— И тем не менее помнят дирижера Эли Ласкова, но не знают композитора.
— Да. «Ахиллес», по-видимому, так и не был закончен, но он все-таки многое успел написать до того, как погиб.
— Погиб? Ахиллес погиб?! — взволновался Мирович. — Разве и его…
— Нет-нет. Последний раз в Союзе Ласков был тогда, когда вы его видели. Он тогда уехал в Лондон, а оттуда в Америку. Началась война, Ласков там остался и жил в Лос-Анджелесе. Он утонул в океане в 1951 году во время прогулки на яхте. Он был вместе с… — Ахилла пронзило вдруг то, что ему предстояло сказать, он вдруг увидел себя вместе с Лерой на яхте… — со своей шестнадцатилетней ученицей. Он ее спас, но сам утонул.
— О Боже, — вздохнул Мирович. — И это тоже смерть. Он был большим романтиком. — Мирович поднял голову: — Но слушайте, а вы? А вы почему Ахиллес, Ахилл? И вы, я вижу, знаете о Ласкове немало, вы им всерьез интересуетесь. Вы не хотели бы мне объяснить? Что вам Гекуба?
— Конечно.
Как и что он мог рассказать? Всю свою жизнь, до начала которой имя «Ахилл» уже ожидало рожденья младенца на свет? Или начать с жизни тех, кто были его Фетидой, Хироном, — но что он мог рассказать о Пелее? Свести ли все просто к тому, что он, Ахилл, заинтересовался дирижером Ласковом случайно, узнал, что тот писал такую оперу — «Ахиллес» и вот расспрашивает, роется в старой музыкальной прессе, собирает материал, что-то, может, опубликует?..
— Вы, Людвиг, повторили этот вопрос Эли Ласкова: «Почему мы, композиторы, влюбляемся в пианисток?» Он что-то еще вам сказал, — кто была его пианистка?
— Н-нет… Не помню. Может быть. Но ведь мысли мои были заняты своей, как вы можете догадаться.

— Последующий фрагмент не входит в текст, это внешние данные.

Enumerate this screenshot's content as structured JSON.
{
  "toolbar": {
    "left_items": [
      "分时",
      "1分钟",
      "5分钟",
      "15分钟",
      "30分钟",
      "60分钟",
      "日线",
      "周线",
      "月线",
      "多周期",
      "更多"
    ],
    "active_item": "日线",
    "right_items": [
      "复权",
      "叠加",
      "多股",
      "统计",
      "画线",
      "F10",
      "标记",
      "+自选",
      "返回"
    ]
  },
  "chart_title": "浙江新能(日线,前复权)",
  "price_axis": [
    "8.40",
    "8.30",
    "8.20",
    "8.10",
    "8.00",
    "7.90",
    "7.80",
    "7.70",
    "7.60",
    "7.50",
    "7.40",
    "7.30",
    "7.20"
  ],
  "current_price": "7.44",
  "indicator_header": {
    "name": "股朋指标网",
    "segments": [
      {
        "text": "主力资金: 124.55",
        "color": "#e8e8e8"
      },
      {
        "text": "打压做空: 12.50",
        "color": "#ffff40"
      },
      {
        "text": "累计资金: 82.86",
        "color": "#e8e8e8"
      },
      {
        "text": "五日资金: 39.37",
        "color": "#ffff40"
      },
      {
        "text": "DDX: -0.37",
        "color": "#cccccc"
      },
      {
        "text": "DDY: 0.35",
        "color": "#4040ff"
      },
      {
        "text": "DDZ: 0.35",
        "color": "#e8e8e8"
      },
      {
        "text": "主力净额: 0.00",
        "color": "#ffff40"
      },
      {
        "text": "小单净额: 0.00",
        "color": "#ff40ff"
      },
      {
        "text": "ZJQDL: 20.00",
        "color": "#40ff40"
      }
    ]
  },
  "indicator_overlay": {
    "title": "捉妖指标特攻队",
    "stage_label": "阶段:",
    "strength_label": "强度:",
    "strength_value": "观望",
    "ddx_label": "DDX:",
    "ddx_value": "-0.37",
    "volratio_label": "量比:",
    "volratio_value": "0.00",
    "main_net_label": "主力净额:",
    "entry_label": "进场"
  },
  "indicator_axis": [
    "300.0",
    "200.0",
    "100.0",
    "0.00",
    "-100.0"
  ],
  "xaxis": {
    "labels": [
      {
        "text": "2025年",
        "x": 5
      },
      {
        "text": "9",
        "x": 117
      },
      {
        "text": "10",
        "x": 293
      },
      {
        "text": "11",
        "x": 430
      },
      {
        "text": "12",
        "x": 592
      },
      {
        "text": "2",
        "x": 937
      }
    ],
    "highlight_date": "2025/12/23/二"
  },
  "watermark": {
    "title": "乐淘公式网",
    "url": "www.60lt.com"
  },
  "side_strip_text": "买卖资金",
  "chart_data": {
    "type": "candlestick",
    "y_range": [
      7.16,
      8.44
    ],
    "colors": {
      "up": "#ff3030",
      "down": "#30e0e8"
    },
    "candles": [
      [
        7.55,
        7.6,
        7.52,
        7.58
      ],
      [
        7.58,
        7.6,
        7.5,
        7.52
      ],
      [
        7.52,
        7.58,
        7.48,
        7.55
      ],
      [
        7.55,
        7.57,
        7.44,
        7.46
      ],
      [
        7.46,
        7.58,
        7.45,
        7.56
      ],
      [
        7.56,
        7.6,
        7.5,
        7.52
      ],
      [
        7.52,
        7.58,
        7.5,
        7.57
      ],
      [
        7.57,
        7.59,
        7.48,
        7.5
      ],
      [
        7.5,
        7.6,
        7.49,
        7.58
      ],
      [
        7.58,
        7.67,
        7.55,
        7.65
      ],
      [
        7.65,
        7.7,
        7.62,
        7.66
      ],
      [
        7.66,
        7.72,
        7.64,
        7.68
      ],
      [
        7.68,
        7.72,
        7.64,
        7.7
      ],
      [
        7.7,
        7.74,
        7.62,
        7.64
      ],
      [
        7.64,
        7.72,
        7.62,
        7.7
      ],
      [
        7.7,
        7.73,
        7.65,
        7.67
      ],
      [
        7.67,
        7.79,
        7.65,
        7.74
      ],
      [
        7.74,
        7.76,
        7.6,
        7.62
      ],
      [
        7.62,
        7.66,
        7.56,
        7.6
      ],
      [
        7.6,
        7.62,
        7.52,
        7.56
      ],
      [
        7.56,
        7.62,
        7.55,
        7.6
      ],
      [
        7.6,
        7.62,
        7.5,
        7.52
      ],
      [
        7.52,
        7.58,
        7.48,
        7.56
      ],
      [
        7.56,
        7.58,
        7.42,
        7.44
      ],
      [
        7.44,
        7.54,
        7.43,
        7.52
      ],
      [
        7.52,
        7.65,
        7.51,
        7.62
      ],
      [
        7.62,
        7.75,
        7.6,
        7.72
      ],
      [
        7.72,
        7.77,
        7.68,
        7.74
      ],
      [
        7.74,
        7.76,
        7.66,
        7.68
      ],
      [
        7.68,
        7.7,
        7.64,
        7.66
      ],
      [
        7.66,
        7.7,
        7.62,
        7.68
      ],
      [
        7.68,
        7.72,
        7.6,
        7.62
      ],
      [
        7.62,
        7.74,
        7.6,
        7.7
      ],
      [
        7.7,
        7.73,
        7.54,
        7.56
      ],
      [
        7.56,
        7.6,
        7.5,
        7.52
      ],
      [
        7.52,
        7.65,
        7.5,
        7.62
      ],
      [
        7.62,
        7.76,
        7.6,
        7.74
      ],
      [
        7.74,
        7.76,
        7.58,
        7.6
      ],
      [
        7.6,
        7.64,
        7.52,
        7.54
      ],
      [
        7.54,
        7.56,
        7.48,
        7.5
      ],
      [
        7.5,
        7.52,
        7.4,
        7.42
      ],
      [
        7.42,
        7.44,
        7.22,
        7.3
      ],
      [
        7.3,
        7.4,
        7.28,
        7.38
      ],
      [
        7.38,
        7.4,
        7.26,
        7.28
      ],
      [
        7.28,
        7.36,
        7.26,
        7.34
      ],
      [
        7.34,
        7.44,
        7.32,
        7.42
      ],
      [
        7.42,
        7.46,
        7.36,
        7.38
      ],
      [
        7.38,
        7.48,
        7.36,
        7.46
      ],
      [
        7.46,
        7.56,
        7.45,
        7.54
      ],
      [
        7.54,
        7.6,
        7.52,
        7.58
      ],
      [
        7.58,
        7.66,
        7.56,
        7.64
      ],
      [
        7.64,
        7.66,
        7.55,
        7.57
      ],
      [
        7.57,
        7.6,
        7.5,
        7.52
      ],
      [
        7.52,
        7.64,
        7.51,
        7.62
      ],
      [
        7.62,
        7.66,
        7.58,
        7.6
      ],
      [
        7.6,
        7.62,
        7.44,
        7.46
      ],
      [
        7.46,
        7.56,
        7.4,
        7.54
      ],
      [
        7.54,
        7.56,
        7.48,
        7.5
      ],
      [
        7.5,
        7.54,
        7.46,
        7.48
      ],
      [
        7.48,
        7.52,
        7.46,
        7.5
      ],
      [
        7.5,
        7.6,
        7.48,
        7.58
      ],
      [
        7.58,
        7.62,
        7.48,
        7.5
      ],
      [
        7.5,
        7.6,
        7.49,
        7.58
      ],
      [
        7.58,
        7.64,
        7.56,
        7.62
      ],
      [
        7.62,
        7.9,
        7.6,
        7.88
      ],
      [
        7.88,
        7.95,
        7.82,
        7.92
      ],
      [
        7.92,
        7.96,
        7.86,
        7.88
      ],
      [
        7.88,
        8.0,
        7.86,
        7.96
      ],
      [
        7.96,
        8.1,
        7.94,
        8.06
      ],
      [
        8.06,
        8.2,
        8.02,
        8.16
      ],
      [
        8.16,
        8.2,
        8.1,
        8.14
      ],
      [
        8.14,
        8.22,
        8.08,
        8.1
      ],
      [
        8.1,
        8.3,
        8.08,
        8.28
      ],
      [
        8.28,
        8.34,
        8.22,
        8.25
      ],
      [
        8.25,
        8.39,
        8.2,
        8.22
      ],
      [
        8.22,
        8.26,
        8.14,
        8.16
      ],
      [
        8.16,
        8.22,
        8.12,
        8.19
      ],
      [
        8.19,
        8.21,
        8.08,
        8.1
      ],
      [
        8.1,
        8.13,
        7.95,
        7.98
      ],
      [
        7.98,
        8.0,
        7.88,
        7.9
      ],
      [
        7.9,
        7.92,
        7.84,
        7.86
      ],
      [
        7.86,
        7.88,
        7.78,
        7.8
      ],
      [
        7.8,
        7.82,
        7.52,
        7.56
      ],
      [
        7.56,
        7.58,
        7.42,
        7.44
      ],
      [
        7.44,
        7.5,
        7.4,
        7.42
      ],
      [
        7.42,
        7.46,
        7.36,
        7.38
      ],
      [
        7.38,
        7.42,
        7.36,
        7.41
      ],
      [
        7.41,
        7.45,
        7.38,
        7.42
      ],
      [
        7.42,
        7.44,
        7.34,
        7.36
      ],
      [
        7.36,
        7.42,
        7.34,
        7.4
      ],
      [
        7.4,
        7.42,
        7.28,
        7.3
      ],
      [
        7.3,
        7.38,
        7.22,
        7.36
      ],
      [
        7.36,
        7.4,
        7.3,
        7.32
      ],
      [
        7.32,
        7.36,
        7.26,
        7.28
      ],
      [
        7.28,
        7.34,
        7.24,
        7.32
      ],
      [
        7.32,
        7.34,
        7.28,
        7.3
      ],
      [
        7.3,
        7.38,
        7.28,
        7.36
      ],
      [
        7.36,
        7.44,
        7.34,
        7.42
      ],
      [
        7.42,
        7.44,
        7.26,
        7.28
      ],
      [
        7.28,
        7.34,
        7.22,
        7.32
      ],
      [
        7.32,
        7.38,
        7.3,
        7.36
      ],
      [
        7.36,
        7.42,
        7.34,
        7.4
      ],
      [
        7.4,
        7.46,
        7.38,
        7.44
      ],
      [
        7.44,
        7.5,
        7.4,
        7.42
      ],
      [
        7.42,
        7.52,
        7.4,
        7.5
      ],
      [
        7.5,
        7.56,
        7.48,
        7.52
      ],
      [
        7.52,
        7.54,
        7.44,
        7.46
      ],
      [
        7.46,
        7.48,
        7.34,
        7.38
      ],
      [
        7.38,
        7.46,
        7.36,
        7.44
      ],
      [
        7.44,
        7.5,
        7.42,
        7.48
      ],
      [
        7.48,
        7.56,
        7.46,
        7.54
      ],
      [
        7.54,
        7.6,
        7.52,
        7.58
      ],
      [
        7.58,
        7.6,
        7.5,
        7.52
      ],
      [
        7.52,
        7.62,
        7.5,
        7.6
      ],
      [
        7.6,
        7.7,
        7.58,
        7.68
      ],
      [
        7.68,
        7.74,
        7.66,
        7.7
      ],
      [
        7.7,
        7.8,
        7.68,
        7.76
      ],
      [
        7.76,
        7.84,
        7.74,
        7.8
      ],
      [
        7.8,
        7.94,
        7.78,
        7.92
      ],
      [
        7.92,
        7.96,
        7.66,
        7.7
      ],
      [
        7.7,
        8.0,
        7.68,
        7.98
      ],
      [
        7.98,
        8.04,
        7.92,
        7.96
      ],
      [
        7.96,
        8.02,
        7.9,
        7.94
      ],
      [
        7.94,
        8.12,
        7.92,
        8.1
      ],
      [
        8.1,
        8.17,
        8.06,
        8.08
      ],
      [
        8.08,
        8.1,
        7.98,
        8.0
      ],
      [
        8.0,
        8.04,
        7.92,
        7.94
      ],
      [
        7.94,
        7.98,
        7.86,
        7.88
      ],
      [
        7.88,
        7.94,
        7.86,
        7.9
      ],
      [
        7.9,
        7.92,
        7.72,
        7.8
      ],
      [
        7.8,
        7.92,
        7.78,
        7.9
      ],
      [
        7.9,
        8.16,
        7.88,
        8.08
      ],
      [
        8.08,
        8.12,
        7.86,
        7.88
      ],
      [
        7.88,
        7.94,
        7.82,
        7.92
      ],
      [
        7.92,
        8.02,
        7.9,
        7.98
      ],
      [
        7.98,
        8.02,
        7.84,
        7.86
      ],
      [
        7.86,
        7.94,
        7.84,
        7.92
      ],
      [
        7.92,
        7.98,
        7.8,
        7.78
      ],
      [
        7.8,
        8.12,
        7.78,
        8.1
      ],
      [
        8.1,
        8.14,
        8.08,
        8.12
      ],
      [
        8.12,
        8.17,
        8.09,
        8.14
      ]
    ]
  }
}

— Я понимаю. В общем, надо начать с его пианистки. И приблизительно с тех времен, о которых вы мне только что рассказали. Например, тот концерт, на котором игралась Eroica, — он остался не только в памяти вашей. — Ахилл потянулся к портфелю и достал из него тетрадь в черной клеенчатой обложке. — Сказать вам откровенно, вы рассказали нечто из моей судьбы.
ТРИ ИСТОРИИ
Рассказы из романа об Ахилле
Дневник Анны
В те редкие счастливые годы, когда сентябрьское прозрачное сухое солнце еще стоит над городом весь день, начало осени на улицах Москвы обозначается, пожалуй, только появлением афиш, вещающих о наступлении концертно-театрального сезона. И Анна, лишь вчера с тоской покинувшая дачу, теперь, забыв уже недавнюю предотъездную суету, шла вдоль Петровки, от Каретного, с глупым чувством обновления.
Когда потом, после того как спираль нашей темной бездомной галактики совершила несколько безумных оборотов и рассказ о том осеннем московском дне стал слушать юный, а там уже мужественный Ахилл, воспоминание об этом глупо-хорошем чувстве, вернее даже — само это чувство возникало у Анны где-то глубоко под грудью, но она так ни разу и не сказала о нем, — да и как, кому и зачем могла она поведать то, что, собственно, и поведать невозможно? И она рассказывала только о событиях этого дня, хотя уверена была, что чувство длящегося лета, новых афиш, новых туфелек, поднявших лодыжки и над ними всю длину чуть сухощавых ее ног и тем еще их удлинив, чувство этих удлиненных ног и тесной полноты груди под лифчиком, — это чувство не предшествовало событиям, а было уже их началом, — как, впрочем, вскоре стало их самым лучшим и счастливым продолжением — продолжением, может быть, никогда себя не исчерпавшим и даже со смертью Анны оставшимся где-то в пространстве, в осеннем воздухе тех сентябрей, что вот уже с полсотни лет приходят посветить на сквер перед Большим театром.